I have a excel sheet linking districts to postal codes in the following way,
district postcode_min postcode_max
A 1011AB 1011BD
A 1011BG 1011CE
A 1011CH 1011CZ
So, the second row states that postcodes ranging from 1011AB, 1011AC,..., 1011AZ, 1011BA,...,1011BD belong to district A.
The actual list contains 1214 rows.
Problem
I'd like to match each ad with its respective district, using its postal code and the list.

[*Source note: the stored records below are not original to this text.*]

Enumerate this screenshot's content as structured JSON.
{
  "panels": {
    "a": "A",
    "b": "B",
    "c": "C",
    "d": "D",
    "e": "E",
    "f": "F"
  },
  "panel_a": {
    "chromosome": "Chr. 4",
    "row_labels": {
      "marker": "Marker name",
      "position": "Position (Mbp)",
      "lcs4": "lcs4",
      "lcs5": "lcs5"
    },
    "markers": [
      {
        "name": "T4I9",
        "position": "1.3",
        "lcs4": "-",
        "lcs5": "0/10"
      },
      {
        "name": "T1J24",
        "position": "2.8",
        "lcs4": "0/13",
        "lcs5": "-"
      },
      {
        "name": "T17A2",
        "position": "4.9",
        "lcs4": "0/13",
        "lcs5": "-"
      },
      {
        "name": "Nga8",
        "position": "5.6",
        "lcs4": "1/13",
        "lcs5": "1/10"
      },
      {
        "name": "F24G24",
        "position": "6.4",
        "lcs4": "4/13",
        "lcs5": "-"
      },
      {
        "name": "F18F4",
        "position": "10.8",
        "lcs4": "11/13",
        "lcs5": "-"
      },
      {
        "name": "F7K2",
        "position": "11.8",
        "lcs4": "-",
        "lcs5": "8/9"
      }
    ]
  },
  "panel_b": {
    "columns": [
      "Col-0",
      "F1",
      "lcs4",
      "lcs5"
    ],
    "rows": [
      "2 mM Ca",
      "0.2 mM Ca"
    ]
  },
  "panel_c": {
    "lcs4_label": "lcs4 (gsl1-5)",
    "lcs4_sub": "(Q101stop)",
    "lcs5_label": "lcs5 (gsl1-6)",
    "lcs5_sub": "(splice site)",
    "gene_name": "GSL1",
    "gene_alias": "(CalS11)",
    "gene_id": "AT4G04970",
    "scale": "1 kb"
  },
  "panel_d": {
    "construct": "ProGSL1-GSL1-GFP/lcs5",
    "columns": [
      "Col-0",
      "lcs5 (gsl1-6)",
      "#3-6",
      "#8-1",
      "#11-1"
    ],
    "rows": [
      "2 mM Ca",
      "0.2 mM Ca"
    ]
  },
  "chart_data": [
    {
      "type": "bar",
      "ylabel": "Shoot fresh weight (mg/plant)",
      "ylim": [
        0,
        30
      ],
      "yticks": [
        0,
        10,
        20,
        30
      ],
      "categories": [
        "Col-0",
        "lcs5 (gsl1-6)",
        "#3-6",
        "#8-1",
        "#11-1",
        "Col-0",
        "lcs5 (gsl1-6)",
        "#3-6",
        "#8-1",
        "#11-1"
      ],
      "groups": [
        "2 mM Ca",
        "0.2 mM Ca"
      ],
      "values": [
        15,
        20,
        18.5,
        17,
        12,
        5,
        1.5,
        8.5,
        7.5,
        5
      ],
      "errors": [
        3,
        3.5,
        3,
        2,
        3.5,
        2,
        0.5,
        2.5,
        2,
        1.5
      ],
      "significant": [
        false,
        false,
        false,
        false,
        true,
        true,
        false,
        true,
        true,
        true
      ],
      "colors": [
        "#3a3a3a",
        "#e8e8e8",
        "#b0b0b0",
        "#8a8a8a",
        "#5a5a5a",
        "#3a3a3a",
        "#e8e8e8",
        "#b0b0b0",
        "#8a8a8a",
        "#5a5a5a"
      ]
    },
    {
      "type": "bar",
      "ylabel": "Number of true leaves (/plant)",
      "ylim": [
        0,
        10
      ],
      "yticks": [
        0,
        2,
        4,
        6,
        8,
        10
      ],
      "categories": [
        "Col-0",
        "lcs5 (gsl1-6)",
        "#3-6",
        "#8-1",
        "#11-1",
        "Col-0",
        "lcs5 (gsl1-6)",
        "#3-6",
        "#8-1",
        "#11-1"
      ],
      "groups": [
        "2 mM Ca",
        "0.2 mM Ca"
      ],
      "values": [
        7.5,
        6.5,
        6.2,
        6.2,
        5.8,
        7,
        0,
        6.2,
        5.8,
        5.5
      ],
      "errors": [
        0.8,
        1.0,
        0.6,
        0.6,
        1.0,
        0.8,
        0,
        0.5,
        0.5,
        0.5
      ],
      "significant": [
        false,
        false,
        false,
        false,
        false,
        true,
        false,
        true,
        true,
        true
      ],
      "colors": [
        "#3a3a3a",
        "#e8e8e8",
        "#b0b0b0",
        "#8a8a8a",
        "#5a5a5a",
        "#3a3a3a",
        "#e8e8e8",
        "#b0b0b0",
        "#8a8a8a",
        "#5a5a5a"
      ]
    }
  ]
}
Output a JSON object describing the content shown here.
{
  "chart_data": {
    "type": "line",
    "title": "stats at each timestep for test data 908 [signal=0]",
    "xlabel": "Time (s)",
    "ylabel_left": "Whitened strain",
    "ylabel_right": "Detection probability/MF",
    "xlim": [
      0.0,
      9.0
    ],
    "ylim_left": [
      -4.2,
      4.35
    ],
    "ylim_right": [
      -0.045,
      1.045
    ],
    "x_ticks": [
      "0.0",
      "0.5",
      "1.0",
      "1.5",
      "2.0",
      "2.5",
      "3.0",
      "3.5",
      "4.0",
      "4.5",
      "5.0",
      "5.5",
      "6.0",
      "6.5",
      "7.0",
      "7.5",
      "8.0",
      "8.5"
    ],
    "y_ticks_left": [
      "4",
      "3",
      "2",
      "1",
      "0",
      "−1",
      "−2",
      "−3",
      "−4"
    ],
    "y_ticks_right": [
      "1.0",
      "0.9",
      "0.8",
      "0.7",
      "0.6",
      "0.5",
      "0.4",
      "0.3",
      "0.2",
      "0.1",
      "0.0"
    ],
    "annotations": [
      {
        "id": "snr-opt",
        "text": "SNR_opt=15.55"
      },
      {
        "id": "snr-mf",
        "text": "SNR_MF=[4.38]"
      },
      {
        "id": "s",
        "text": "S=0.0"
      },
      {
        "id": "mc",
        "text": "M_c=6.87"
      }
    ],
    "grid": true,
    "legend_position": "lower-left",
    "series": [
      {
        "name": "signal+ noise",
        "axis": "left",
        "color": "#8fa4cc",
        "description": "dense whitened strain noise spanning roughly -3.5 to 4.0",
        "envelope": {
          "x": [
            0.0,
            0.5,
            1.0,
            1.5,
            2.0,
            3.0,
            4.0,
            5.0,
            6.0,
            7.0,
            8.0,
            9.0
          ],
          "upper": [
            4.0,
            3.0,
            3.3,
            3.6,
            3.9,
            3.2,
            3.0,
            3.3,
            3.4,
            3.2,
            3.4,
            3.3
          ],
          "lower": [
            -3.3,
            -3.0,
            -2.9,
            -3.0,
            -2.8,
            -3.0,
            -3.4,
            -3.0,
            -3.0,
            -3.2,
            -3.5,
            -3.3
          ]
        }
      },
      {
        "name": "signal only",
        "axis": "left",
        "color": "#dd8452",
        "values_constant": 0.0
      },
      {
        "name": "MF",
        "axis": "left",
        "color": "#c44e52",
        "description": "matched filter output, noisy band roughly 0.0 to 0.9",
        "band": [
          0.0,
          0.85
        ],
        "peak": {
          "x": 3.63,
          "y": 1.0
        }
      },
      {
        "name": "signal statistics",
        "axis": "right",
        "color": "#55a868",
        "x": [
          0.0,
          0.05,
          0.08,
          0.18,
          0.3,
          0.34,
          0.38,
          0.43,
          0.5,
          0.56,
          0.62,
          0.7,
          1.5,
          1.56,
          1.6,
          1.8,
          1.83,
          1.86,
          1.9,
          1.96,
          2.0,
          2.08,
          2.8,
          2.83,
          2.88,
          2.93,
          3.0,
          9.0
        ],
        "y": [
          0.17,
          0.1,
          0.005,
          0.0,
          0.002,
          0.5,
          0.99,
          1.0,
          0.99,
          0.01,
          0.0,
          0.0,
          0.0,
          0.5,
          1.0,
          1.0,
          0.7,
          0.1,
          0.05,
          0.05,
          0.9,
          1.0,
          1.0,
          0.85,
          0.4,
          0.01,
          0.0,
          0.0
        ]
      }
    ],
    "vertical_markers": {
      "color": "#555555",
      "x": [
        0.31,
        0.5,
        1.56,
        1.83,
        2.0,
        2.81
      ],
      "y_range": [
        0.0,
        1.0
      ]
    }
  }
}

I am not sure what would be the best way to do this, and how to do this.
I've come up with two different approaches:
- Create all postcodes between
postcode_minandpostcode_max, assign all postcodes and their respective districts to a dictionary to subsequently match using a loop.
I.e. create,
d = {'A': ['1011AB','1011AC',...,'1011BD',
'1011BG','1011BH',...,'1011CE',
'1011CH','1011CI',...,'1011CZ'],
'B': [...],
}
and then,
found = False
for distr in d.keys(): # loop over districts
for code in d[distr]: # loop over district's postal codes
if postal_code in code: # assign if ad's postal code in code
district = distr
found = True
break
else:
district = 'unknown'
if found:
break
- Make Python understand there is a range between the
postcode_minand thepostcode_max, assign ranges and their respective districts to a dictionary, and match using a loop.
I.e. something like,
d = {'A': [range(1011AB,1011BD), range(1011BG,1011CE),range(1011CH,1011CZ)],
'B': [...]
}
and then,
found = False
for distr in d.keys(): # loop over districts
for range in d[distr]: # loop over district's ranges
if postal_code in range: # assign if ad's postal code in range
district = distr
found = True
break
else:
district = 'unknown'
if found:
break
Issues
For approach 1:
- How do I create all the postal codes and assign them to a dictionary?
For approach 2:
I used range() for explanatory purpose but I know range() does not work like this.
- What do I need to effectively have a
range()as in the example above? - How do I correctly loop over these ranges?
I think my preference lies with approach 2, but I am happy to work with either one. Or with another solution if you have one.